Can We Really Display the Gospel with Our Lives?

Many Christians believe the maxim, attributed to Saint Francis of Assisi, that we should “preach the gospel at all times and when necessary, use words.” The idea comes in many different forms (e.g., “our lives are the only Bibles many people may ever read; Christians should display the gospel to the world; we should live out the gospel,” etc.), but in all these the basic assumption is that the gospel is something that we can “live out” or “display.” I think the intentions behind the assumption are generally well-meaning.
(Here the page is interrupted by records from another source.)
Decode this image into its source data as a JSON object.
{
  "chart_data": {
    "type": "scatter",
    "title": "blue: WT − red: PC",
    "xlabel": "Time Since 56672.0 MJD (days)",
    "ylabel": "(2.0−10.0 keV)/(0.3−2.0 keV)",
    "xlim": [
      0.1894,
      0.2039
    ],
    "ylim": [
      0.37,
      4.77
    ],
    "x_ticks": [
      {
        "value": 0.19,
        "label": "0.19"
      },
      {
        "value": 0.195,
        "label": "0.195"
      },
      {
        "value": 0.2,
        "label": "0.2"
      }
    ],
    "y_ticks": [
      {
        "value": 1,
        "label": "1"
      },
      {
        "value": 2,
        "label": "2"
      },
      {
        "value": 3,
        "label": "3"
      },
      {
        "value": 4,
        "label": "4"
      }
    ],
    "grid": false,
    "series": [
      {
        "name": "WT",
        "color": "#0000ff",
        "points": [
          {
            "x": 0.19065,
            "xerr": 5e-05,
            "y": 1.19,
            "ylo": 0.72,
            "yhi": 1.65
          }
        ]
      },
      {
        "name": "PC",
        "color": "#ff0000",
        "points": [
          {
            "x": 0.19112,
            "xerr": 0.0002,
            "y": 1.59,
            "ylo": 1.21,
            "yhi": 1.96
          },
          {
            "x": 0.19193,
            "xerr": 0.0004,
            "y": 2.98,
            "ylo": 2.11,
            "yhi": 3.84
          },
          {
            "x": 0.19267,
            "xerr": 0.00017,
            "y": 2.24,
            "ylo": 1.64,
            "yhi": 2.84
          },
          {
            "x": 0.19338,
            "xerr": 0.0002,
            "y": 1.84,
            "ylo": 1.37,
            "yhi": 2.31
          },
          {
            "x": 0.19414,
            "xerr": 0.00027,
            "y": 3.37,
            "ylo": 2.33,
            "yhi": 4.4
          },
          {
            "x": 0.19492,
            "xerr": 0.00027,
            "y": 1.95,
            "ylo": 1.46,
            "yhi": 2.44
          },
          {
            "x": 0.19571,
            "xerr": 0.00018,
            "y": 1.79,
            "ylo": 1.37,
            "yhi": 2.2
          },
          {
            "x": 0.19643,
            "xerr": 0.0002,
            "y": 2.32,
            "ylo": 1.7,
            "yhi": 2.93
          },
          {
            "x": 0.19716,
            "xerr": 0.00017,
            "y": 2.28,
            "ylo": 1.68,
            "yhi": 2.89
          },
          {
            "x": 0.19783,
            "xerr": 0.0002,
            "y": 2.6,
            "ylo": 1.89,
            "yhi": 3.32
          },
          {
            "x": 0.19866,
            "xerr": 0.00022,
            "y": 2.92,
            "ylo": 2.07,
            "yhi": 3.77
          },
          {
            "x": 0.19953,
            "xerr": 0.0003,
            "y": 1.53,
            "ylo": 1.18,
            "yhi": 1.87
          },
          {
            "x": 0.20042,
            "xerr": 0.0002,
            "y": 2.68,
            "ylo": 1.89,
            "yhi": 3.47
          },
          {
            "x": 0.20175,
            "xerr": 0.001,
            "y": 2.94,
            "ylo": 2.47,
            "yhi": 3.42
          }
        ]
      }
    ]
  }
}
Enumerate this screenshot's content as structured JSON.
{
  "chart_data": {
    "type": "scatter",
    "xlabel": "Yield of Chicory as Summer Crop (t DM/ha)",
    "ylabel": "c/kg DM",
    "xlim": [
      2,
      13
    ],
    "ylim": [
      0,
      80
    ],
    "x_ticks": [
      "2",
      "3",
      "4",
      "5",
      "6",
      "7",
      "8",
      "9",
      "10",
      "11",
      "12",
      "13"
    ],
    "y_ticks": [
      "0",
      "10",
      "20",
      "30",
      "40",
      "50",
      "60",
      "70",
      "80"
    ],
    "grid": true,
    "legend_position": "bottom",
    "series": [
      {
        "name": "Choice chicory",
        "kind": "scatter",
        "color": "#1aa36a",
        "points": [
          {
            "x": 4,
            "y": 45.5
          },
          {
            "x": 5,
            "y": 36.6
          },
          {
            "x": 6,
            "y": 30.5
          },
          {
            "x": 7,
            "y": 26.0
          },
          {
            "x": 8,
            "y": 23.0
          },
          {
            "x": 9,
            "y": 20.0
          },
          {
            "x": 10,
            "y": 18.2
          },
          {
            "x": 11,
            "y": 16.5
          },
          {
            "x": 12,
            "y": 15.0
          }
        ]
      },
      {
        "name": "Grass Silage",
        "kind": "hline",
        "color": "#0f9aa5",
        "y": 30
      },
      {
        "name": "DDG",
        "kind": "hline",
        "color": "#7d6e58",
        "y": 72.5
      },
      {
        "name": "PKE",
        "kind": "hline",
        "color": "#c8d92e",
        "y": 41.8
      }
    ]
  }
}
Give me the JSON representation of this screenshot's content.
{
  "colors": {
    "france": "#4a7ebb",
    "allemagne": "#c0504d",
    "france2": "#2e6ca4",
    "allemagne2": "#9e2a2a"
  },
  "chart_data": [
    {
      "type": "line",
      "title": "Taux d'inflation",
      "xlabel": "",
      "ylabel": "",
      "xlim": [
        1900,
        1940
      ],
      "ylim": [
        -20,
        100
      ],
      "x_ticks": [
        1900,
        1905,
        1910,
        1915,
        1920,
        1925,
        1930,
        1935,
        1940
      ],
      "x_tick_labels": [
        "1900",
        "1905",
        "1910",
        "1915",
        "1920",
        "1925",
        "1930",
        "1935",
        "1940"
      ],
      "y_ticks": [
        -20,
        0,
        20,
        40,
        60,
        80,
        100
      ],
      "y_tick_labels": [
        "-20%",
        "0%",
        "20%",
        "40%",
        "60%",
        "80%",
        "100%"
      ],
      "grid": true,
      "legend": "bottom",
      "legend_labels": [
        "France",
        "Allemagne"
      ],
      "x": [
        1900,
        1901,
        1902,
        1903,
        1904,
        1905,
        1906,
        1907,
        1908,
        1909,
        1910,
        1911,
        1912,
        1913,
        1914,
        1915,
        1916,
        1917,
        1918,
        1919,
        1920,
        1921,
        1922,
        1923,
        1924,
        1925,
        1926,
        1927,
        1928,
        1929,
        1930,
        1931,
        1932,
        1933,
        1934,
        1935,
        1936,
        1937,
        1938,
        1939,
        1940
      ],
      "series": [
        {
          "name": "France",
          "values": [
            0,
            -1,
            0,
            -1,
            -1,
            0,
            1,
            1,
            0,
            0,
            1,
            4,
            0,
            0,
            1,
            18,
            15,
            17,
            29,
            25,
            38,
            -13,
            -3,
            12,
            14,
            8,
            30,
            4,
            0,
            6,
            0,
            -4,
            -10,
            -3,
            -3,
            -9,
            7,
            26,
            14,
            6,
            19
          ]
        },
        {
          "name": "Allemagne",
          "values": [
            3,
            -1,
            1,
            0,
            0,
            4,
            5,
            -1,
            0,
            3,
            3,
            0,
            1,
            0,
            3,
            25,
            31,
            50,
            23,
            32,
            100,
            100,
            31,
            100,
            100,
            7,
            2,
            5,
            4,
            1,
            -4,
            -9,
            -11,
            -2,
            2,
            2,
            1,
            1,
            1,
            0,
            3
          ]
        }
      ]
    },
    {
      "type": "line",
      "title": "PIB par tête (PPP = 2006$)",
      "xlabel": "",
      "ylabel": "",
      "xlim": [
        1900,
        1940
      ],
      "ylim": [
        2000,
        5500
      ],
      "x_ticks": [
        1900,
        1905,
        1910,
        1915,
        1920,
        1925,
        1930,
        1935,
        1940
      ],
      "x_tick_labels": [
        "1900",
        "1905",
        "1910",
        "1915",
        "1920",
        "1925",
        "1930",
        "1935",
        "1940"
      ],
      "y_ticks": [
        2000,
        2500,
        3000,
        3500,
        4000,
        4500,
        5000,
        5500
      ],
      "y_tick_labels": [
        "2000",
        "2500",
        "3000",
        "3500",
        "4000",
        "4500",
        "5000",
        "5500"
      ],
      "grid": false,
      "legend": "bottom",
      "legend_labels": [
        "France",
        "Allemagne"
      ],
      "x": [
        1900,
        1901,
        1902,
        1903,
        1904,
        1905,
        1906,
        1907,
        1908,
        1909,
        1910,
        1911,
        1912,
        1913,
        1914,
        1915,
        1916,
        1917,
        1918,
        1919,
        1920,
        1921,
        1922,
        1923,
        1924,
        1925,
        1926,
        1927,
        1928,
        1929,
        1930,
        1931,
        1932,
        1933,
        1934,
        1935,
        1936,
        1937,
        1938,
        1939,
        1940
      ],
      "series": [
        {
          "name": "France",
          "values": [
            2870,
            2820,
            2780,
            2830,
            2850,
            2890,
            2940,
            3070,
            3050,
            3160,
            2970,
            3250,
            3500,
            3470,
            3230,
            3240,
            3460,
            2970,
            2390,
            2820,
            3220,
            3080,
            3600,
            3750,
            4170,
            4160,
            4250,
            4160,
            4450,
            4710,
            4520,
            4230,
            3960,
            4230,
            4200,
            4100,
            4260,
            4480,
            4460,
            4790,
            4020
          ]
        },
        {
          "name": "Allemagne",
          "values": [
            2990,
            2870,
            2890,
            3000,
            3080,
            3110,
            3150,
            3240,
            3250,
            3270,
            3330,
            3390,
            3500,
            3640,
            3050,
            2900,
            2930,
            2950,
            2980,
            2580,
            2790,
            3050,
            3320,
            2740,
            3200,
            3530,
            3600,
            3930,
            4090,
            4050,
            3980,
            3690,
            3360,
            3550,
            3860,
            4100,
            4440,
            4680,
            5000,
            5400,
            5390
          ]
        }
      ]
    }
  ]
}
But I want to challenge the assumption here.

True, Scripture does tell us to “adorn the doctrine of God our savior” in our various social contexts (Titus 2:10), and God gives us the law to teach us the “perfect rule of righteousness” (WCF 19.2). So we should affirm wholeheartedly that our obedience to God’s law in thought, word, and action matters to God.

But are we actually told in Scripture to “live out” or “display” the gospel? Put another way: is obedience to God’s law basically the same thing as the promises found in the gospel?

The clear biblical answer to this has to be an unequivocal no. A quick survey of three biblical texts will help reorient our thinking:

In Genesis 3:15 we learn that God “will put enmity between the serpent and the woman, and between the serpent’s offspring and her offspring; he shall bruise the serpent’s head, and the serpent shall bruise his heel.” Often called the “first gospel,” this text shows us that the gospel is fundamentally about God’s promise to crush the head of the serpent through the offspring of the woman.

In Romans 1:16 we learn that the gospel “is the power of God for salvation to everyone who believes.” This text shows us that the gospel is not something that we do, but that it’s God’s power for salvation.

In 1 Corinthians 15:3-4 we learn the content of the gospel: “Christ died for our sins in accordance with the Scriptures, that he was buried, that he was raised on the third day in accordance with the Scriptures.” This text shows us that the promise given to Adam and Eve in Genesis 3:15 has now been fulfilled in the life, death, and resurrection of our Lord Jesus Christ and that this news, preached to the Corinthian church by Paul (v. 1), is the gospel.

Nowhere in Scripture do we find God telling us to “live out” or “display” the gospel. We are told numerous times to bring glory to God in whatever we do (1 Corinthians 10:31; Colossians 3:17), and we are sometimes even told to do things because God has already done them for us (Colossians 3:12-13). But our lives and actions are never called “gospel,” and we’re never told to “display the gospel” in the way that many Christians assume.

So, besides lacking biblical warrant, what’s the real problem with assuming that the gospel is something that we can “live out” or “display”?

In my view, the real problem with this assumption is that it fails to distinguish between the law and the gospel. In other words, it blurs the lines between what God has done to redeem us in the person and work of Jesus Christ (gospel) and what we are to do in light of God’s redeeming work (law). This assumption, in the end, is based on a bad reading of Scripture since it confuses these two important biblical categories.

The law has three uses: 1) to help us discover “the sinful pollutions of our lives” and thus to cause us to turn away from ourselves and to God in Christ for redemption; 2) to “restrain our corruptions because it forbids sin;” and 3) to give us a “rule of life informing us of the will of God” (all from WCF 19.6). In other words, the law is something we do.

The gospel, on the other hand, as we’ve seen in the survey of texts above, is something that God has done. Confusing these two categories, law and gospel, confuses the work of man and the work of God. True, we are called to proclaim the gospel, and that proclamation makes the gospel visible to men (Galatians 3:1). But this is only a display of the gospel because we’re pointing away from ourselves and to God’s work in the person and work of Christ (2 Corinthians 4:5).

So let us cease from calling one another to “live out” or “display” the gospel. God in Christ has already lived out the gospel, once-for-all, displaying His glory ultimately in the shame of a Roman cross. This is an unrepeatable metaphysical reality, something which we neither can nor should seek to replicate. Yes, let us live in obedience to God, loving our neighbors and seeking to glorify God in everything we do. Hopefully unbelievers will see these works and glorify God because of them (Matthew 5:16). But let us not for one moment confuse these works of the law with the gospel of what God has already done for us in Christ.